Public-option principles demand eliminating all such distortions. Most important, they require that each enrollee’s subsidy neither rise nor fall depending on which health plan, or how much coverage, he or she chooses. Only one type of subsidy can do that: cash.  

Public-option principles require that Medicare mirror Social Security, which gives enrollees cash and trusts them to spend it. In 2022, Medicare will spend enough to give each enrollee an average cash subsidy of $12,100. Income- and risk-adjustment would give poorer and sicker enrollees thousands more to ensure they could afford coverage. 

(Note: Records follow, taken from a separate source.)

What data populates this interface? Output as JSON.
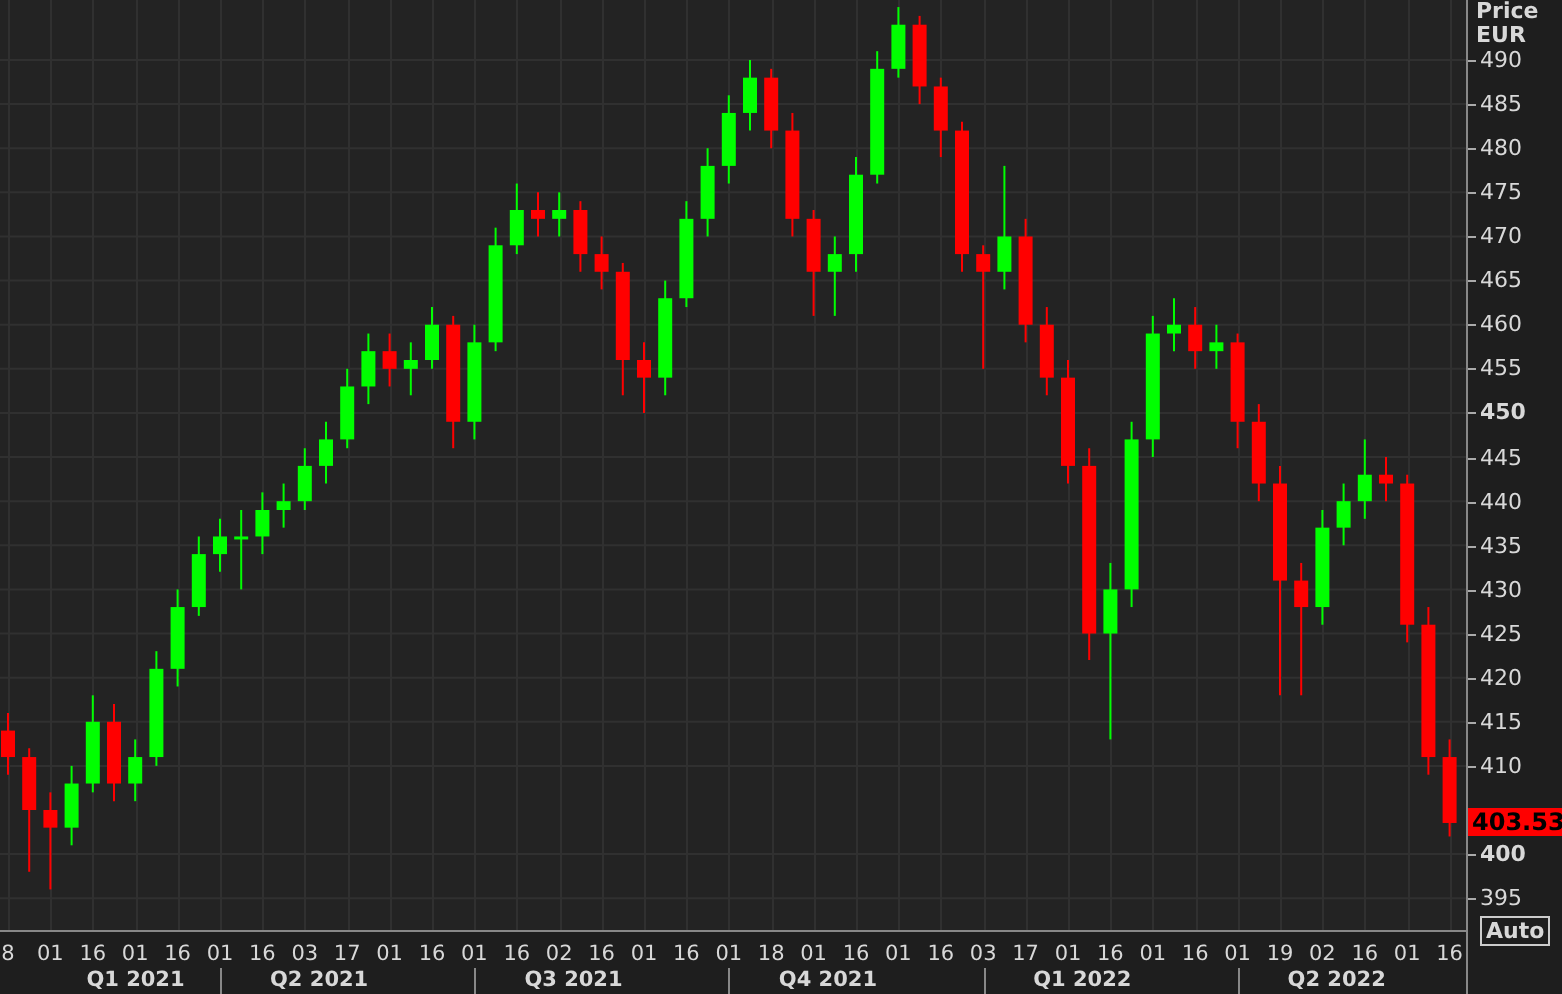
{
  "axis_header": {
    "title": "Price",
    "currency": "EUR"
  },
  "chart_data": {
    "type": "candlestick",
    "ylim": [
      391.4,
      496.8
    ],
    "yticks": [
      395,
      400,
      410,
      415,
      420,
      425,
      430,
      435,
      440,
      445,
      450,
      455,
      460,
      465,
      470,
      475,
      480,
      485,
      490
    ],
    "categories": [
      "8",
      null,
      "01",
      null,
      "16",
      null,
      "01",
      null,
      "16",
      null,
      "01",
      null,
      "16",
      null,
      "03",
      null,
      "17",
      null,
      "01",
      null,
      "16",
      null,
      "01",
      null,
      "16",
      null,
      "02",
      null,
      "16",
      null,
      "01",
      null,
      "16",
      null,
      "01",
      null,
      "18",
      null,
      "01",
      null,
      "16",
      null,
      "01",
      null,
      "16",
      null,
      "03",
      null,
      "17",
      null,
      "01",
      null,
      "16",
      null,
      "01",
      null,
      "16",
      null,
      "01",
      null,
      "19",
      null,
      "02",
      null,
      "16",
      null,
      "01",
      null,
      "16"
    ],
    "ohlc": [
      [
        414,
        416,
        409,
        411
      ],
      [
        411,
        412,
        398,
        405
      ],
      [
        405,
        407,
        396,
        403
      ],
      [
        403,
        410,
        401,
        408
      ],
      [
        408,
        418,
        407,
        415
      ],
      [
        415,
        417,
        406,
        408
      ],
      [
        408,
        413,
        406,
        411
      ],
      [
        411,
        423,
        410,
        421
      ],
      [
        421,
        430,
        419,
        428
      ],
      [
        428,
        436,
        427,
        434
      ],
      [
        434,
        438,
        432,
        436
      ],
      [
        436,
        439,
        430,
        436
      ],
      [
        436,
        441,
        434,
        439
      ],
      [
        439,
        442,
        437,
        440
      ],
      [
        440,
        446,
        439,
        444
      ],
      [
        444,
        449,
        442,
        447
      ],
      [
        447,
        455,
        446,
        453
      ],
      [
        453,
        459,
        451,
        457
      ],
      [
        457,
        459,
        453,
        455
      ],
      [
        455,
        458,
        452,
        456
      ],
      [
        456,
        462,
        455,
        460
      ],
      [
        460,
        461,
        446,
        449
      ],
      [
        449,
        460,
        447,
        458
      ],
      [
        458,
        471,
        457,
        469
      ],
      [
        469,
        476,
        468,
        473
      ],
      [
        473,
        475,
        470,
        472
      ],
      [
        472,
        475,
        470,
        473
      ],
      [
        473,
        474,
        466,
        468
      ],
      [
        468,
        470,
        464,
        466
      ],
      [
        466,
        467,
        452,
        456
      ],
      [
        456,
        458,
        450,
        454
      ],
      [
        454,
        465,
        452,
        463
      ],
      [
        463,
        474,
        462,
        472
      ],
      [
        472,
        480,
        470,
        478
      ],
      [
        478,
        486,
        476,
        484
      ],
      [
        484,
        490,
        482,
        488
      ],
      [
        488,
        489,
        480,
        482
      ],
      [
        482,
        484,
        470,
        472
      ],
      [
        472,
        473,
        461,
        466
      ],
      [
        466,
        470,
        461,
        468
      ],
      [
        468,
        479,
        466,
        477
      ],
      [
        477,
        491,
        476,
        489
      ],
      [
        489,
        496,
        488,
        494
      ],
      [
        494,
        495,
        485,
        487
      ],
      [
        487,
        488,
        479,
        482
      ],
      [
        482,
        483,
        466,
        468
      ],
      [
        468,
        469,
        455,
        466
      ],
      [
        466,
        478,
        464,
        470
      ],
      [
        470,
        472,
        458,
        460
      ],
      [
        460,
        462,
        452,
        454
      ],
      [
        454,
        456,
        442,
        444
      ],
      [
        444,
        446,
        422,
        425
      ],
      [
        425,
        433,
        413,
        430
      ],
      [
        430,
        449,
        428,
        447
      ],
      [
        447,
        461,
        445,
        459
      ],
      [
        459,
        463,
        457,
        460
      ],
      [
        460,
        462,
        455,
        457
      ],
      [
        457,
        460,
        455,
        458
      ],
      [
        458,
        459,
        446,
        449
      ],
      [
        449,
        451,
        440,
        442
      ],
      [
        442,
        444,
        418,
        431
      ],
      [
        431,
        433,
        418,
        428
      ],
      [
        428,
        439,
        426,
        437
      ],
      [
        437,
        442,
        435,
        440
      ],
      [
        440,
        447,
        438,
        443
      ],
      [
        443,
        445,
        440,
        442
      ],
      [
        442,
        443,
        424,
        426
      ],
      [
        426,
        428,
        409,
        411
      ],
      [
        411,
        413,
        402,
        403.53
      ]
    ],
    "grid": true,
    "annotations": [
      "Q1 2021",
      "Q2 2021",
      "Q3 2021",
      "Q4 2021",
      "Q1 2022",
      "Q2 2022"
    ]
  },
  "last_price": "403.53",
  "auto_button": "Auto"
}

Enrollees would spend that money better than government bureaucrats do. Evidence shows that cost-conscious patients force providers to reduce prices and that when seniors control their health decisions, even those with cognitive limitations make good choices

While Medicare for All would condemn generations to low-quality care, applying public-option principles to Medicare would improve health care through choice and competition. It’s a Democratic idea even Republicans can love. 

Michael F. Cannon is director of health policy studies at the Cato Institute and coauthor of “Would ‘Medicare for All’ Mean Quality For All?” (with Jacqueline Pohida, AGPCNP-BC, Quinnipiac Health Law Journal, 2022).